A clinically distinguishing feature of multiple myeloma (MM) is focal tumor growth detectable by MRI as focal lesions; this tumor growth is associated with increased resistance to chemotherapy and often osteolytic bone disease. Our preliminary work suggests that focal lesions, osteolytic bone disease, and dissemination to extramedullary disease are associated with molecular events resulting from suppression of Wnt/Beta-catenin signaling and from interactions between p-catenin and cadherin that mediate cell adhesion. Our long-term objective is to thoroughly understand the relationship between Wnt/Beta-catenin signaling and myeloma pathogenesis, with the ultimate goal of uncovering novel therapeutic approaches to control myeloma growth and improve survival and quality of life of patients with MM. We hypothesize that deregulation of Wnt/Beta-catenin signaling in both the microenvironment and the myeloma tumor cell is a fundamental and critical event in the natural history of MM. Therefore, control of this signaling axis may represent a paradigm shift in myeloma therapy.
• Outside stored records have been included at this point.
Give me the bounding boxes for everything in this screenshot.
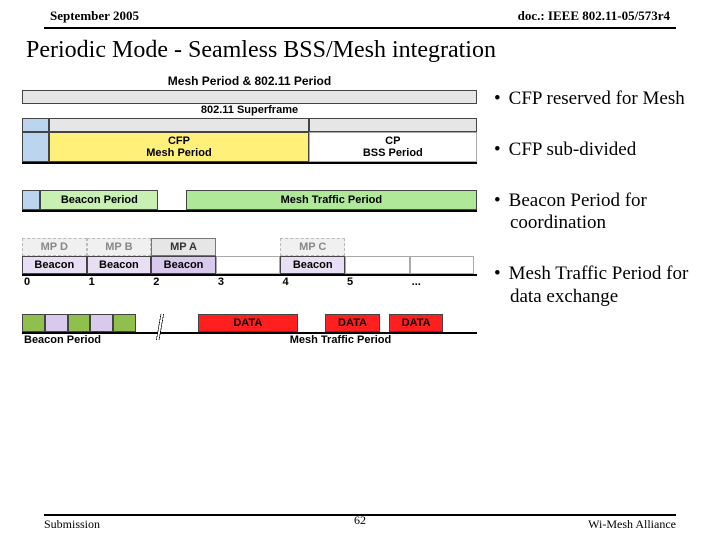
data-block-2: DATA bbox=[325, 314, 380, 332]
mp-c: MP C bbox=[280, 238, 345, 256]
beacon-4: Beacon bbox=[280, 256, 345, 274]
footer-left: Submission bbox=[44, 517, 100, 532]
diagrams-column: Mesh Period & 802.11 Period 802.11 Super… bbox=[22, 68, 492, 352]
bullet-list: CFP reserved for Mesh CFP sub-divided Be… bbox=[492, 88, 692, 309]
cfp-label: CFP bbox=[168, 135, 190, 147]
diagram-periods: Beacon Period Mesh Traffic Period bbox=[22, 190, 477, 212]
mesh-traffic-period-label: Mesh Traffic Period bbox=[186, 190, 477, 210]
cp-sub: BSS Period bbox=[363, 147, 423, 159]
bullet-traffic: Mesh Traffic Period for data exchange bbox=[492, 263, 692, 309]
diagram-superframe: Mesh Period & 802.11 Period 802.11 Super… bbox=[22, 74, 477, 164]
diagram-beacons: MP D MP B MP A MP C Beacon Beacon Beacon… bbox=[22, 238, 477, 288]
bullets-column: CFP reserved for Mesh CFP sub-divided Be… bbox=[492, 68, 692, 352]
slide-footer: Submission Wi-Mesh Alliance bbox=[44, 514, 676, 532]
diag4-mtp: Mesh Traffic Period bbox=[204, 334, 477, 348]
beacon-2: Beacon bbox=[151, 256, 216, 274]
data-block-3: DATA bbox=[389, 314, 444, 332]
bullet-cfp: CFP reserved for Mesh bbox=[492, 88, 692, 111]
diag4-bp: Beacon Period bbox=[22, 334, 159, 348]
data-block-1: DATA bbox=[198, 314, 298, 332]
header-rule bbox=[44, 27, 676, 29]
bullet-subdivided: CFP sub-divided bbox=[492, 139, 692, 162]
diag1-caption: Mesh Period & 802.11 Period bbox=[22, 74, 477, 88]
mp-b: MP B bbox=[87, 238, 152, 256]
header-docnum: doc.: IEEE 802.11-05/573r4 bbox=[518, 8, 670, 24]
header-date: September 2005 bbox=[50, 8, 139, 24]
cp-label: CP bbox=[385, 135, 400, 147]
slide-header: September 2005 doc.: IEEE 802.11-05/573r… bbox=[0, 0, 720, 26]
mp-d: MP D bbox=[22, 238, 87, 256]
diag1-sub: 802.11 Superframe bbox=[22, 104, 477, 116]
footer-right: Wi-Mesh Alliance bbox=[588, 517, 676, 532]
slide-title: Periodic Mode - Seamless BSS/Mesh integr… bbox=[0, 35, 720, 68]
beacon-period-label: Beacon Period bbox=[40, 190, 158, 210]
cfp-sub: Mesh Period bbox=[146, 147, 211, 159]
tick-row: 0 1 2 3 4 5 ... bbox=[22, 276, 477, 288]
bullet-beacon: Beacon Period for coordination bbox=[492, 190, 692, 236]
mp-a: MP A bbox=[151, 238, 216, 256]
diagram-data: DATA DATA DATA Beacon Period Mesh Traffi… bbox=[22, 314, 477, 348]
beacon-1: Beacon bbox=[87, 256, 152, 274]
beacon-0: Beacon bbox=[22, 256, 87, 274]
content-area: Mesh Period & 802.11 Period 802.11 Super… bbox=[0, 68, 720, 352]
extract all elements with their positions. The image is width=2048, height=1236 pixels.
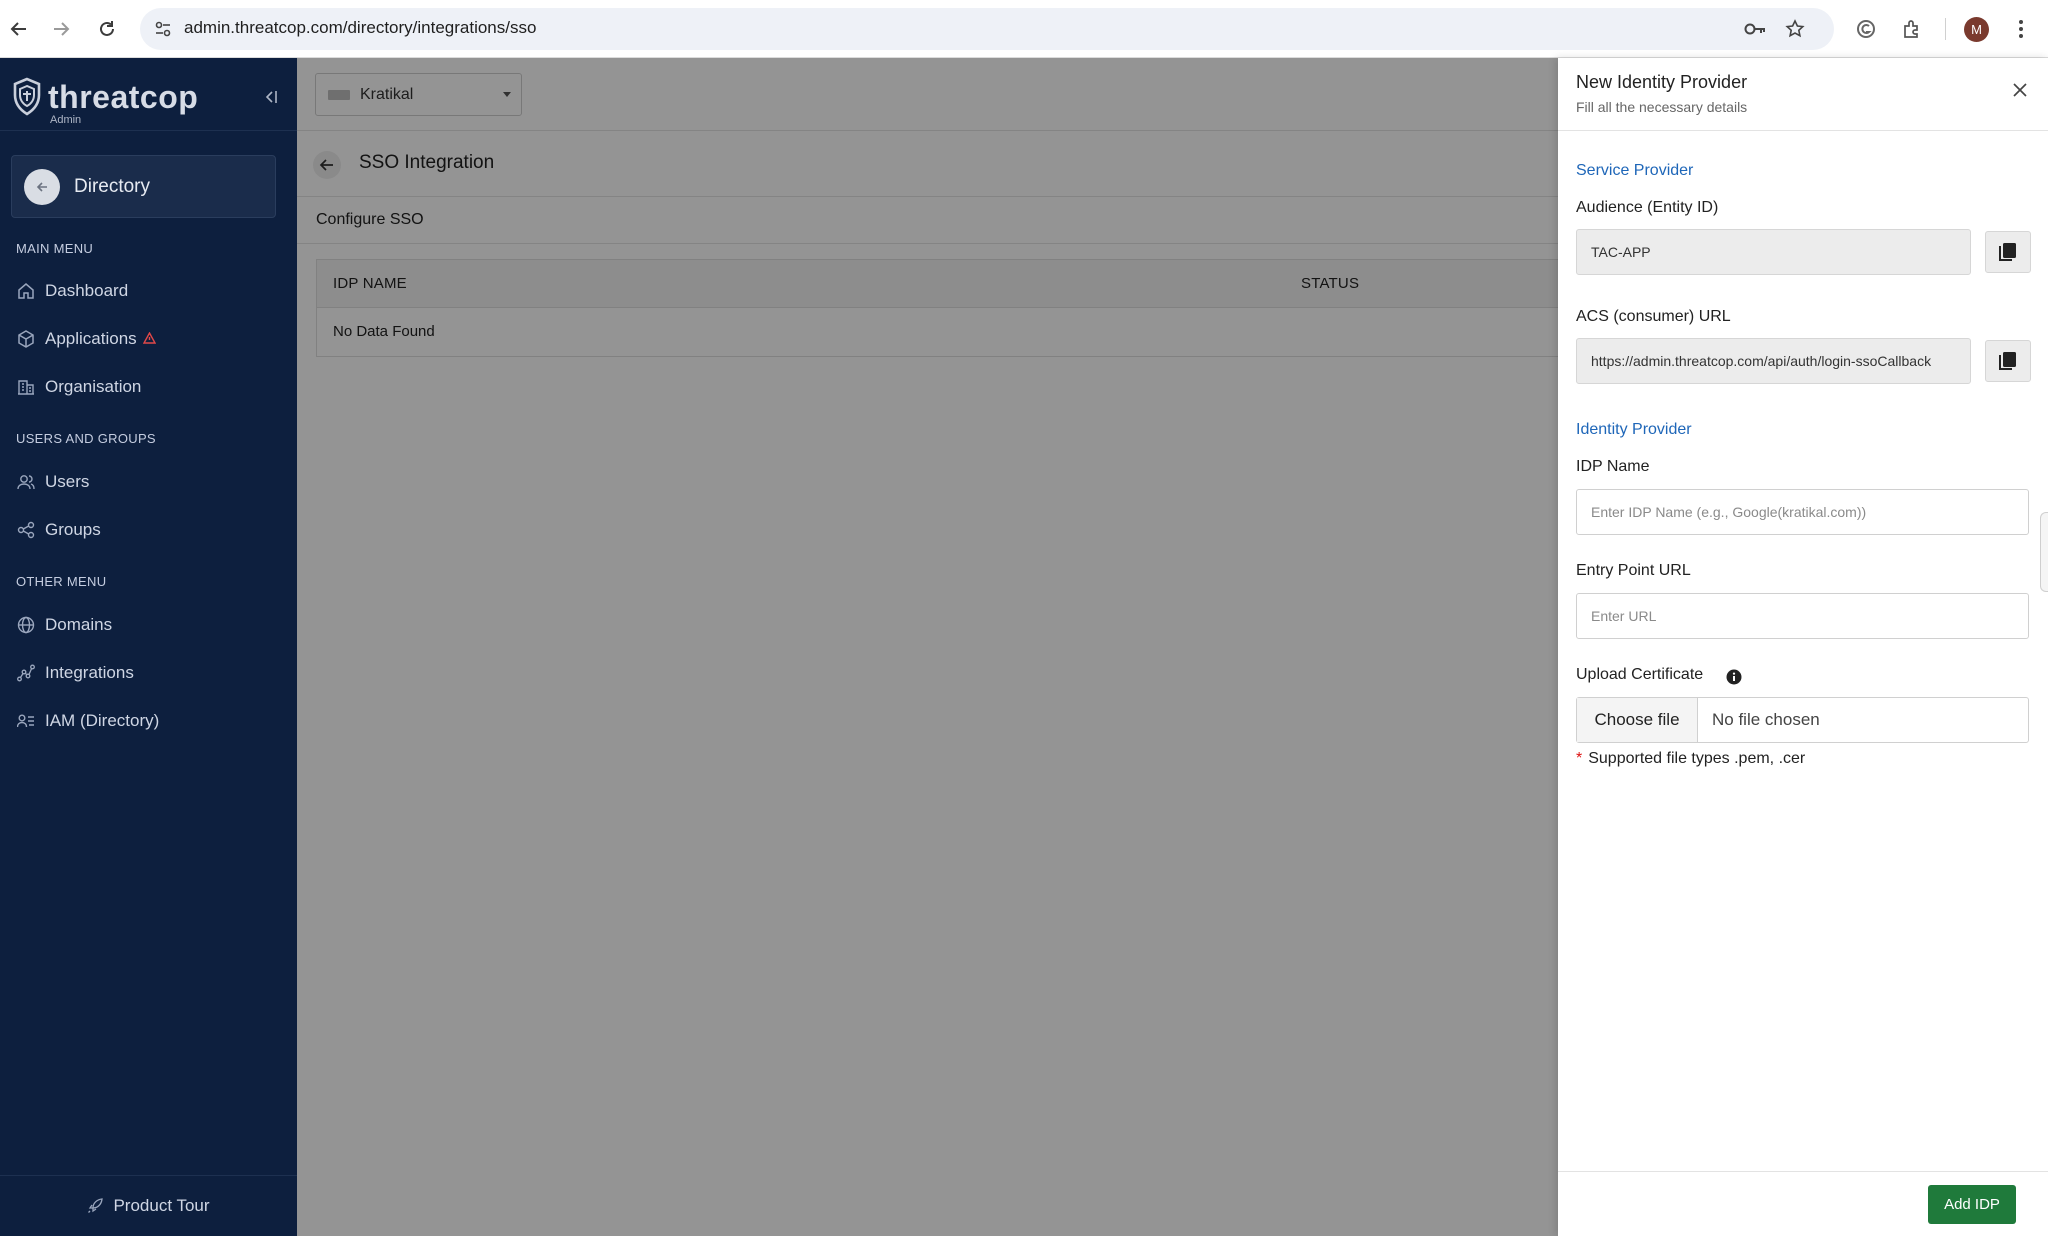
choose-file-button[interactable]: Choose file: [1577, 698, 1698, 742]
toolbar-separator: [1945, 18, 1946, 40]
file-types-hint: * Supported file types .pem, .cer: [1576, 750, 1805, 768]
forward-arrow-icon[interactable]: [46, 14, 76, 44]
modal-backdrop[interactable]: [297, 58, 1558, 1236]
sidebar-item-label: Groups: [45, 520, 101, 539]
identity-provider-heading: Identity Provider: [1576, 421, 1692, 438]
url-text: admin.threatcop.com/directory/integratio…: [184, 18, 537, 37]
address-bar[interactable]: admin.threatcop.com/directory/integratio…: [140, 8, 1834, 50]
directory-label: Directory: [74, 175, 151, 197]
file-status-text: No file chosen: [1712, 710, 1820, 729]
brand-subtitle: Admin: [50, 114, 82, 126]
browser-toolbar: admin.threatcop.com/directory/integratio…: [0, 0, 2048, 58]
sidebar-item-domains[interactable]: Domains: [16, 611, 112, 639]
sidebar-item-dashboard[interactable]: Dashboard: [16, 277, 128, 305]
audience-field[interactable]: TAC-APP: [1576, 229, 1971, 275]
profile-avatar[interactable]: M: [1964, 17, 1989, 42]
new-identity-provider-drawer: New Identity Provider Fill all the neces…: [1558, 58, 2048, 1236]
sidebar-item-users[interactable]: Users: [16, 468, 89, 496]
drawer-footer: Add IDP: [1558, 1171, 2048, 1236]
section-users-groups: USERS AND GROUPS: [16, 431, 156, 446]
copy-acs-url-button[interactable]: [1985, 340, 2031, 382]
sidebar-item-groups[interactable]: Groups: [16, 516, 101, 544]
password-key-icon[interactable]: [1740, 14, 1770, 44]
brand-logo[interactable]: threatcop Admin: [12, 74, 199, 126]
copy-audience-button[interactable]: [1985, 231, 2031, 273]
sidebar-item-label: Applications: [45, 329, 137, 348]
sidebar-item-label: Integrations: [45, 663, 134, 682]
sidebar-item-label: Dashboard: [45, 281, 129, 300]
building-icon: [16, 377, 36, 397]
home-icon: [16, 281, 36, 301]
copy-icon: [1999, 352, 2016, 370]
collapse-sidebar-icon[interactable]: [260, 86, 282, 108]
site-settings-icon[interactable]: [148, 14, 178, 44]
extensions-puzzle-icon[interactable]: [1897, 14, 1927, 44]
audience-label: Audience (Entity ID): [1576, 199, 1719, 216]
user-list-icon: [16, 711, 36, 731]
service-provider-heading: Service Provider: [1576, 162, 1694, 179]
product-tour-label: Product Tour: [113, 1196, 210, 1215]
sidebar-item-label: Organisation: [45, 377, 142, 396]
groups-icon: [16, 520, 36, 540]
entry-point-url-label: Entry Point URL: [1576, 562, 1691, 579]
back-arrow-icon[interactable]: [4, 14, 34, 44]
section-main-menu: MAIN MENU: [16, 241, 94, 256]
acs-url-field[interactable]: https://admin.threatcop.com/api/auth/log…: [1576, 338, 1971, 384]
sidebar-item-organisation[interactable]: Organisation: [16, 373, 141, 401]
drawer-title: New Identity Provider: [1576, 72, 1748, 92]
sidebar-item-integrations[interactable]: Integrations: [16, 659, 134, 687]
idp-name-input[interactable]: [1576, 489, 2029, 535]
section-other-menu: OTHER MENU: [16, 574, 107, 589]
sidebar-item-label: Domains: [45, 615, 113, 634]
idp-name-label: IDP Name: [1576, 458, 1650, 475]
required-asterisk: *: [1576, 750, 1583, 767]
entry-point-url-input[interactable]: [1576, 593, 2029, 639]
sidebar: threatcop Admin Directory MAIN MENU Dash…: [0, 58, 297, 1236]
add-idp-button[interactable]: Add IDP: [1928, 1185, 2016, 1224]
certificate-file-input[interactable]: Choose file No file chosen: [1576, 697, 2029, 743]
rocket-icon: [87, 1198, 104, 1214]
acs-url-label: ACS (consumer) URL: [1576, 308, 1731, 325]
shield-logo-icon: [13, 77, 41, 116]
sidebar-divider: [0, 130, 297, 131]
cube-icon: [16, 329, 36, 349]
users-icon: [16, 472, 36, 492]
drawer-scroll-handle[interactable]: [2040, 512, 2048, 592]
sidebar-item-iam-directory[interactable]: IAM (Directory): [16, 707, 159, 735]
grammarly-extension-icon[interactable]: [1851, 14, 1881, 44]
directory-back-card[interactable]: Directory: [11, 155, 276, 218]
upload-certificate-label: Upload Certificate: [1576, 666, 1704, 683]
close-icon[interactable]: [2008, 78, 2032, 102]
file-types-text: Supported file types .pem, .cer: [1588, 750, 1806, 767]
drawer-subtitle: Fill all the necessary details: [1576, 99, 1748, 115]
integrations-icon: [16, 663, 36, 683]
sidebar-item-label: Users: [45, 472, 90, 491]
warning-icon: [142, 331, 156, 347]
bookmark-star-icon[interactable]: [1780, 14, 1810, 44]
globe-icon: [16, 615, 36, 635]
drawer-header: New Identity Provider Fill all the neces…: [1558, 58, 2048, 131]
product-tour-button[interactable]: Product Tour: [0, 1175, 297, 1236]
copy-icon: [1999, 243, 2016, 261]
back-arrow-icon[interactable]: [24, 168, 60, 205]
info-icon[interactable]: [1726, 669, 1742, 685]
brand-name: threatcop: [48, 79, 199, 115]
sidebar-item-applications[interactable]: Applications: [16, 325, 156, 353]
reload-icon[interactable]: [92, 14, 122, 44]
sidebar-item-label: IAM (Directory): [45, 711, 160, 730]
browser-menu-icon[interactable]: [2006, 14, 2036, 44]
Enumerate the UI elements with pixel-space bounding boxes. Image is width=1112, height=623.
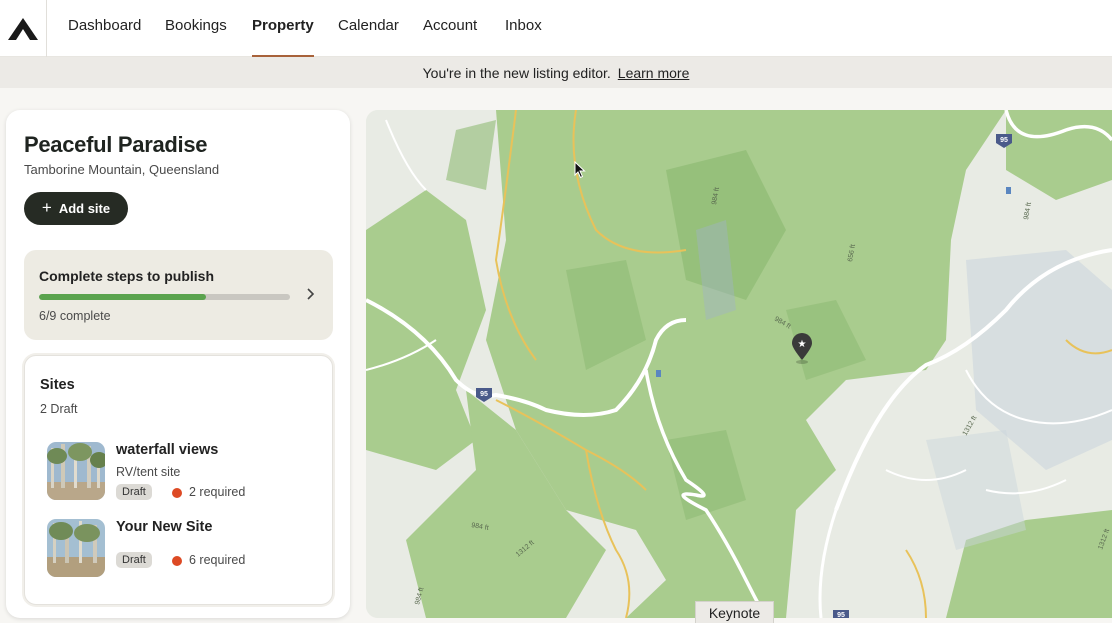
sites-subtitle: 2 Draft bbox=[40, 402, 78, 416]
steps-count: 6/9 complete bbox=[39, 309, 111, 323]
property-panel: Peaceful Paradise Tamborine Mountain, Qu… bbox=[6, 110, 350, 618]
steps-progress-bar bbox=[39, 294, 290, 300]
highway-label: 95 bbox=[1000, 137, 1008, 144]
required-count: 6 required bbox=[189, 553, 246, 567]
add-site-button[interactable]: + Add site bbox=[24, 192, 128, 225]
site-item[interactable]: waterfall views RV/tent site Draft 2 req… bbox=[47, 442, 317, 502]
property-location: Tamborine Mountain, Queensland bbox=[24, 162, 220, 177]
required-dot bbox=[172, 488, 182, 498]
keynote-label: Keynote bbox=[695, 601, 774, 623]
chevron-right-icon bbox=[306, 285, 316, 306]
sites-card: Sites 2 Draft waterfall views RV/tent si… bbox=[24, 355, 333, 605]
site-thumbnail bbox=[47, 442, 105, 500]
highway-label: 95 bbox=[480, 391, 488, 398]
learn-more-link[interactable]: Learn more bbox=[618, 65, 690, 81]
site-thumbnail bbox=[47, 519, 105, 577]
draft-badge: Draft bbox=[116, 484, 152, 500]
steps-progress-fill bbox=[39, 294, 207, 300]
publish-steps-card[interactable]: Complete steps to publish 6/9 complete bbox=[24, 250, 333, 340]
mountain-logo[interactable] bbox=[0, 0, 47, 57]
nav-dashboard[interactable]: Dashboard bbox=[68, 0, 141, 57]
property-map[interactable]: 95 95 95 984 ft 984 ft 984 ft 656 ft 984… bbox=[366, 110, 1112, 618]
editor-banner: You're in the new listing editor. Learn … bbox=[0, 57, 1112, 88]
nav-account[interactable]: Account bbox=[423, 0, 477, 57]
plus-icon: + bbox=[41, 198, 52, 217]
nav-calendar[interactable]: Calendar bbox=[338, 0, 399, 57]
required-dot bbox=[172, 556, 182, 566]
site-name: Your New Site bbox=[116, 519, 213, 535]
steps-title: Complete steps to publish bbox=[39, 268, 215, 284]
nav-bookings[interactable]: Bookings bbox=[165, 0, 227, 57]
highway-label: 95 bbox=[837, 612, 845, 618]
required-count: 2 required bbox=[189, 485, 246, 499]
draft-badge: Draft bbox=[116, 552, 152, 568]
svg-text:★: ★ bbox=[798, 339, 807, 350]
highway-badge: 95 bbox=[833, 610, 849, 618]
mouse-cursor-icon bbox=[574, 160, 586, 184]
logo-icon bbox=[8, 17, 38, 40]
property-title: Peaceful Paradise bbox=[24, 132, 208, 157]
sites-title: Sites bbox=[40, 377, 75, 393]
nav-property[interactable]: Property bbox=[252, 0, 314, 57]
site-name: waterfall views bbox=[116, 442, 219, 458]
top-navigation: Dashboard Bookings Property Calendar Acc… bbox=[0, 0, 1112, 57]
nav-inbox[interactable]: Inbox bbox=[505, 0, 542, 57]
banner-text: You're in the new listing editor. bbox=[422, 64, 611, 81]
site-type: RV/tent site bbox=[116, 465, 181, 479]
add-site-label: Add site bbox=[58, 201, 111, 216]
map-canvas: 95 95 95 984 ft 984 ft 984 ft 656 ft 984… bbox=[366, 110, 1112, 618]
site-item[interactable]: Your New Site Draft 6 required bbox=[47, 519, 317, 579]
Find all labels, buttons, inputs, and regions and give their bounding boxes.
We will pursue this broad hypothesis through the following specific aims: (Aim 1) Verify that elevated transcription of DKKI in myeloma tumor cells is related to polymorphisms/mutations in the DKKI promoter; (Aim 2) Examine the roles of E- and N-cadherin and their interactions with Beta-catenin in MM pathogenesis and determine if they represent viable therapeutic targets; (Aim 3) Determine whether bone-anabolic effects of bortezomib treatment result from induction of Beta-catenin signaling in mesenchymal stem cells and osteoblasts; (Aim 4) Establish the derivation of a novel CYR61 isoform in MM and determine the in vitro and In vivo effects of this and native CYR61 on myeloma growth and bone disease. Comprehensive understanding of the molecular events surrounding dysregulation of Wnt/Beta-catenin signaling in MM will potentially provide the foundation for innovative therapeutic strategies to control growth of myeloma.

多发性骨髓瘤（MM）的一个临床显著特征是可通过MRI检测到的局灶性肿瘤生长（作为局灶性病变）;这种肿瘤生长与化疗耐药性增加和通常的溶骨性骨病相关。我们的初步工作表明，局灶性病变，溶骨性骨病，并传播到髓外疾病与Wnt/β-连环蛋白信号抑制和β-连环蛋白和钙粘蛋白之间的相互作用，介导细胞粘附的分子事件。我们的长期目标是彻底了解Wnt/β-catenin信号传导与骨髓瘤发病机制之间的关系，最终目标是发现新的治疗方法来控制骨髓瘤生长，提高MM患者的生存率和生活质量。微环境和骨髓瘤肿瘤细胞中的连环蛋白信号传导是MM自然史中的基本和关键事件。因此，对该信号传导轴的控制可能代表骨髓瘤治疗的范式转变。我们将通过以下具体目标来实现这一广泛的假设：（目的1）验证骨髓瘤肿瘤细胞中DKKI转录的升高与DKKI启动子的多态性/突变有关;（目的2）检查E-和N-钙粘蛋白及其与β-连环蛋白在MM发病机制中的相互作用，并确定它们是否代表可行的治疗靶点;（目的3）确定硼替佐米治疗的骨合成代谢效应是否是由间充质干细胞和成骨细胞中β-连环蛋白信号的诱导引起的;（目标4）建立MM中新型CYR 61亚型的衍生，并确定该CYR 61和天然CYR 61对骨髓瘤生长的体外和体内作用，骨病全面了解MM中Wnt/β-连环蛋白信号转导失调的分子事件将为控制骨髓瘤生长的创新治疗策略提供基础。